Она заполучила ключи, и он протянул к ним руку.
— Нет. Вы должны вести «жар-птицу», — сказала она. — «Кролик» еще не зарегистрирован. Вы не можете вести незарегистрированную машину, без номеров и без стикера, а я могу. — Она близко наклонилась к нему, ее брови поднялись, как у воспитательницы в детском саду, когда она слушает тихий голос ребенка. — Хорошо?
— Да, — сказал он. — Конечно, разумеется. Имеет смысл.
Он смотрел, как она первая выезжает с парковки, уверенный в том, что никогда не найдет дорогу, по которой они приехали, и стесняясь спросить. Вряд ли там было больше пары поворотов налево или, может быть, направо.
Вечер, и темнеющее шартрезовое небо; серая дорога с желтыми полосами. Он ехал следом за ней, туда, куда двигалась она в маленькой коричневой машине. Лишь много лет спустя она призналась, что тогда в первый раз купила для кого-то машину на аукционе, хотя действительно имела лицензию и приезжала сюда вместе с отцом пару раз в прежние годы.
Почему ты тогда, в тот день?
Ну. А почему ты поверил мне?
Почему поверил? Пирс назвал бы это частью того, что он считает своим природным оптимизмом, уверенностью в том, что дела пойдут как надо и, во всяком случае, преимущество на его стороне; жизнерадостный характер или же доверчивость. А она сказала — потому что знала к тому времени, — что это не так, что, когда он зашел в тупик, это была его собственная форма нигилизма, вызов всему миру и едва ли не желание, чтобы мир захватил его: она годами наблюдала похожие случаи, сказала она.

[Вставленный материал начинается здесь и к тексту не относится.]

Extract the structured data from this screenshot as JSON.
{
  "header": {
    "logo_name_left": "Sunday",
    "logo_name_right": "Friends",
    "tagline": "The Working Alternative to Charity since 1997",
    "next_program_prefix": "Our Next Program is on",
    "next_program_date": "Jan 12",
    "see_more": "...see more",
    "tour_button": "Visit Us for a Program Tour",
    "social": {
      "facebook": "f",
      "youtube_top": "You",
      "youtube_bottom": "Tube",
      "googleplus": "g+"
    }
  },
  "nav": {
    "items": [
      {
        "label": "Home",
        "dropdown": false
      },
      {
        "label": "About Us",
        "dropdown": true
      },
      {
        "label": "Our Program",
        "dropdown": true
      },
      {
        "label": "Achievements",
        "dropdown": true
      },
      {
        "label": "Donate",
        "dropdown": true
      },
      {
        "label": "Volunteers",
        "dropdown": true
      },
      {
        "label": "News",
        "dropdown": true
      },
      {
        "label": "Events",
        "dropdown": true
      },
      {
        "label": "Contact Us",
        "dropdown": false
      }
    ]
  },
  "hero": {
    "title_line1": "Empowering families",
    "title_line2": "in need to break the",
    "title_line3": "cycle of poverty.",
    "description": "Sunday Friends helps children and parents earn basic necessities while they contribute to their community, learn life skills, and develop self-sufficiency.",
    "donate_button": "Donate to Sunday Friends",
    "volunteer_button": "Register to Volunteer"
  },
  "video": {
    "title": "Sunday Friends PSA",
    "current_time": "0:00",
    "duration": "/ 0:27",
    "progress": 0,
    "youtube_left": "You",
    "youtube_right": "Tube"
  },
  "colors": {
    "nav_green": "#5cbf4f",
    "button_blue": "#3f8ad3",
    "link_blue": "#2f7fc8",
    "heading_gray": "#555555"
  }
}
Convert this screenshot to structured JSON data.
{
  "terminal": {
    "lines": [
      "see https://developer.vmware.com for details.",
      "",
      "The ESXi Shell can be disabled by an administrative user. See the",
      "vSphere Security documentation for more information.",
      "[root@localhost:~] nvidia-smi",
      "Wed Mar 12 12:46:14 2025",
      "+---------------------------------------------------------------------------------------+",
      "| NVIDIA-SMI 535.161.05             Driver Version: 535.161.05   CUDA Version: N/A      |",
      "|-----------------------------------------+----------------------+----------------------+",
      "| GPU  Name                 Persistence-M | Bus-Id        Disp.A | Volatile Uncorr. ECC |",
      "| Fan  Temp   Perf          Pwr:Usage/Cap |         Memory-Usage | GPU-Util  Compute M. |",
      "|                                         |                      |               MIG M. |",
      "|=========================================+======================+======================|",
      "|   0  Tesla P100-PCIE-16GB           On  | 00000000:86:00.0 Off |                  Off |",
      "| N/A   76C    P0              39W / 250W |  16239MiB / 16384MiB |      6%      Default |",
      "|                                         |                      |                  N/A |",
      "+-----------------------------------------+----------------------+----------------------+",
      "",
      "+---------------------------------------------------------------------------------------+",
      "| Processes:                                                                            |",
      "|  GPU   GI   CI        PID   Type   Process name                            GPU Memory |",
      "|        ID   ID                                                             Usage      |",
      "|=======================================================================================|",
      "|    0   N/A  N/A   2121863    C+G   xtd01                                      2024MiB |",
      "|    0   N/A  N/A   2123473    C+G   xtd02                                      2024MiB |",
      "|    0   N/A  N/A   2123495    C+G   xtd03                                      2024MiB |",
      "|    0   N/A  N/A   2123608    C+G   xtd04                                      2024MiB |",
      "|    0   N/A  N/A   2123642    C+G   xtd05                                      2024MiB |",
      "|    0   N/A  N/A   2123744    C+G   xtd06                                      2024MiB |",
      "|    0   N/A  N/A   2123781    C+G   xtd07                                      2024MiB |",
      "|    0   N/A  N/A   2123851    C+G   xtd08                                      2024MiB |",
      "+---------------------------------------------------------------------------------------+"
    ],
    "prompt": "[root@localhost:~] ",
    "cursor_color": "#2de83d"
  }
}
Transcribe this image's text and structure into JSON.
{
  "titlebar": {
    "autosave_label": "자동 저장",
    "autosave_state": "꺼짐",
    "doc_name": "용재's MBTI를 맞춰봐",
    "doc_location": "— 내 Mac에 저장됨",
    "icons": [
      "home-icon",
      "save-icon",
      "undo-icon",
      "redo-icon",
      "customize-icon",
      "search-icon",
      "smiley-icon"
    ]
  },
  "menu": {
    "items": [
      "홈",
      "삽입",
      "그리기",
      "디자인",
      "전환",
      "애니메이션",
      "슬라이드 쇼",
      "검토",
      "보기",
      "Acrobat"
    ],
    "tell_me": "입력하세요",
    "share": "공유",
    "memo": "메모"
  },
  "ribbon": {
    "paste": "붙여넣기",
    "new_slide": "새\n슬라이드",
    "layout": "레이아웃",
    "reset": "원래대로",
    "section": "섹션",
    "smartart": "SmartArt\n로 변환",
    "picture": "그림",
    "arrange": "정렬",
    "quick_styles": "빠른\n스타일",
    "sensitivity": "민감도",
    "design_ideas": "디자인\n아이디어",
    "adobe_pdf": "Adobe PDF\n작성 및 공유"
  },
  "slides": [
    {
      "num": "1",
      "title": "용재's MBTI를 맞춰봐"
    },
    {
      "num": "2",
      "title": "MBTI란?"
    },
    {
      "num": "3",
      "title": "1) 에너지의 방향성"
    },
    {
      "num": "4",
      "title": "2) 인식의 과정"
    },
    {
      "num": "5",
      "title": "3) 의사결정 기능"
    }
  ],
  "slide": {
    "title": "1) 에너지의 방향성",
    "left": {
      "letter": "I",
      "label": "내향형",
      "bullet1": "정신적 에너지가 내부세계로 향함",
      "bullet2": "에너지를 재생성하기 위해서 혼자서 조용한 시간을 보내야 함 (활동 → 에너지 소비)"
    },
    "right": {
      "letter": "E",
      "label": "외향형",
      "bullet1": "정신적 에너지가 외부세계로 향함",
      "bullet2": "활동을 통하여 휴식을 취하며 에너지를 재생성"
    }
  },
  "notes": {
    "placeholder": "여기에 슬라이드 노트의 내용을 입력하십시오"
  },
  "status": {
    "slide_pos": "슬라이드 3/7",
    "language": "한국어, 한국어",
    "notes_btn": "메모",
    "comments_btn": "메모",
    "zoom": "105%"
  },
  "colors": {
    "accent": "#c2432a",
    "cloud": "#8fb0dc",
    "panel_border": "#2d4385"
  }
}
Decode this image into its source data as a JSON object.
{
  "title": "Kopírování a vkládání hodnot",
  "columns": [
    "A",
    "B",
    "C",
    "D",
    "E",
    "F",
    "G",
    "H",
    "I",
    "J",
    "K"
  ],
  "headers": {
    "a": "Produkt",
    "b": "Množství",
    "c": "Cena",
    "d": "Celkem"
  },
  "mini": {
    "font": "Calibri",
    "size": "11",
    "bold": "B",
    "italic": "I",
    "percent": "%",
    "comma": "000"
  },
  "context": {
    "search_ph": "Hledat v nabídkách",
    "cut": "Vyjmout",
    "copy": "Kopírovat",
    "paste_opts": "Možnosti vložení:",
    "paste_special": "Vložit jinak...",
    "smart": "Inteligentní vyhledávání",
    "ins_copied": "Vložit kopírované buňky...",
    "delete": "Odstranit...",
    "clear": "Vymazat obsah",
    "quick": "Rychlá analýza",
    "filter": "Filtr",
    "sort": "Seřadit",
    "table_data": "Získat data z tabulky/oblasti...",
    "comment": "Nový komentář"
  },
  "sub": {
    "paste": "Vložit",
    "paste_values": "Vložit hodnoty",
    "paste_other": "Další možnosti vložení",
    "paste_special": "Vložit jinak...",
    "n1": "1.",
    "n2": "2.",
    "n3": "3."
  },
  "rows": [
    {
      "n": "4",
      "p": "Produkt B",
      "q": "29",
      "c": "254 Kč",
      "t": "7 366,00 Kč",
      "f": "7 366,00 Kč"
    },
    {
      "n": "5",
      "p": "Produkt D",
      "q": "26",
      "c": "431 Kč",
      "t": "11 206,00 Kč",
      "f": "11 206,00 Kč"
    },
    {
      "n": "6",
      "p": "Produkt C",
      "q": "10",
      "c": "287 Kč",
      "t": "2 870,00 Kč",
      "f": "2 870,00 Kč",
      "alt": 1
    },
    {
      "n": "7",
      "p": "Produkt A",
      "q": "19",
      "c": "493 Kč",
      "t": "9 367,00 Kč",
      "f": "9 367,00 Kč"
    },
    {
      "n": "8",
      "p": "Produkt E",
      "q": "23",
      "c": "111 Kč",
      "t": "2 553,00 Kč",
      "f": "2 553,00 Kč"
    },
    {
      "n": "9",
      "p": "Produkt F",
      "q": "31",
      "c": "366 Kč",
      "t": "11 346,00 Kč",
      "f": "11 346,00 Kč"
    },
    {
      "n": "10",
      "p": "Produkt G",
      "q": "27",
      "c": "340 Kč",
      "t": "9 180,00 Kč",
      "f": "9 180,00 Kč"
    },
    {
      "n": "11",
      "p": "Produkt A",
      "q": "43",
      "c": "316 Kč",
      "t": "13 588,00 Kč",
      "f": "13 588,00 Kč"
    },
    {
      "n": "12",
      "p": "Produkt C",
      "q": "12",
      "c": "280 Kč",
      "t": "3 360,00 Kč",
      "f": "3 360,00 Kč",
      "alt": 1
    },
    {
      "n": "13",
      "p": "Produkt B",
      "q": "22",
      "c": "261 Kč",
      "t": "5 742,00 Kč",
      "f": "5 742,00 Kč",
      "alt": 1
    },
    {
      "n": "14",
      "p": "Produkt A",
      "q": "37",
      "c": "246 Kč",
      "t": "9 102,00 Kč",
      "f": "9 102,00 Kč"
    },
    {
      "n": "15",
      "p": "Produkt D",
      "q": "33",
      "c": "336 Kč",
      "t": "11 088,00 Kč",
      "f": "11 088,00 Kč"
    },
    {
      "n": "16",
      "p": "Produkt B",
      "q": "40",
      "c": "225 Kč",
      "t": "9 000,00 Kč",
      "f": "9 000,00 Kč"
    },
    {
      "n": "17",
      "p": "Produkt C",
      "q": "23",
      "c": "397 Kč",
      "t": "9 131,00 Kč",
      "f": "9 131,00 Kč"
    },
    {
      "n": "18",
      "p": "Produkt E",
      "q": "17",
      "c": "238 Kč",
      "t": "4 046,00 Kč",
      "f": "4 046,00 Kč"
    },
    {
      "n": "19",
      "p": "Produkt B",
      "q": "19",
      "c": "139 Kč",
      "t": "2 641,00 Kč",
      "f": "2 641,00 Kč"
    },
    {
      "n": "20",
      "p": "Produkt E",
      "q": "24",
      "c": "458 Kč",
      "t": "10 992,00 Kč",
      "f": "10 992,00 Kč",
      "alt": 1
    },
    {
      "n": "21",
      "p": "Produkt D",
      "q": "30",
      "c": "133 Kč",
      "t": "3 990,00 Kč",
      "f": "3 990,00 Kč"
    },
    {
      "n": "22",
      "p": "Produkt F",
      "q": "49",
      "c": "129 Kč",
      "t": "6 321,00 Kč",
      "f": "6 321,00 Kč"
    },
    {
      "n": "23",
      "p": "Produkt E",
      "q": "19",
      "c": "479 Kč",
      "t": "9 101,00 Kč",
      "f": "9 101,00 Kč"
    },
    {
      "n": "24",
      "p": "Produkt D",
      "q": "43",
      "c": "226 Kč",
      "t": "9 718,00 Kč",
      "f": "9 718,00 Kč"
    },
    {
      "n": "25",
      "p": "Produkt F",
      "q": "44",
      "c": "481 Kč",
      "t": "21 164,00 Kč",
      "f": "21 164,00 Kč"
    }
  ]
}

В любом случае, «кролик» жужжал еще много лет, резвясь среди всех этих «лис», «рысей» — рыжих и обыкновенных
[479] — и «баранов», сначала с ним внутри, а потом с ним и с ней в безопасности внутри, вплоть до того дня, когда он сел в машину и переднее сидение провалилось сквозь проржавевший пол, но даже и тогда мотор хотел работать, сильное кроличье сердце не успокаивалось.
Глава вторая
Агентство Барни Корвино находилось недалеко от «Объятий Морфея», вниз по шоссе 6A, и Пирс, сидя в плаще за древним столиком для пикников, стоящим позади его флигеля, мог видеть поток машин: старые въезжают, новые — выезжают. Слишком далеко, чтобы различить кого-нибудь, например, Ру, за проведением тест-драйва, когда она им занималась. Создающие тень платаны над его головой были молодыми деревцами, когда это заведение впервые открылось вскоре после рождения Пирса, для туристических домиков они были уже долгожителями и демонстрировали свой возраст; когда пришло лето, золотисто-зеленые тени, которые отбрасывали старые деревья, и шелест листьев побуждали его продолжать платить за аренду. И еще его продолжающаяся беспомощность, или застой, который сейчас казался ему не таким отвратительным, как раньше: вероятно, выздоровление, подумал он, или привычка; просто его прежнее «я», скорее характерная особенность, чем болезнь, черта, которую он мог унаследовать от родителей. Мое «встал и пошел» встало и ушло, обычно говорила о себе Винни.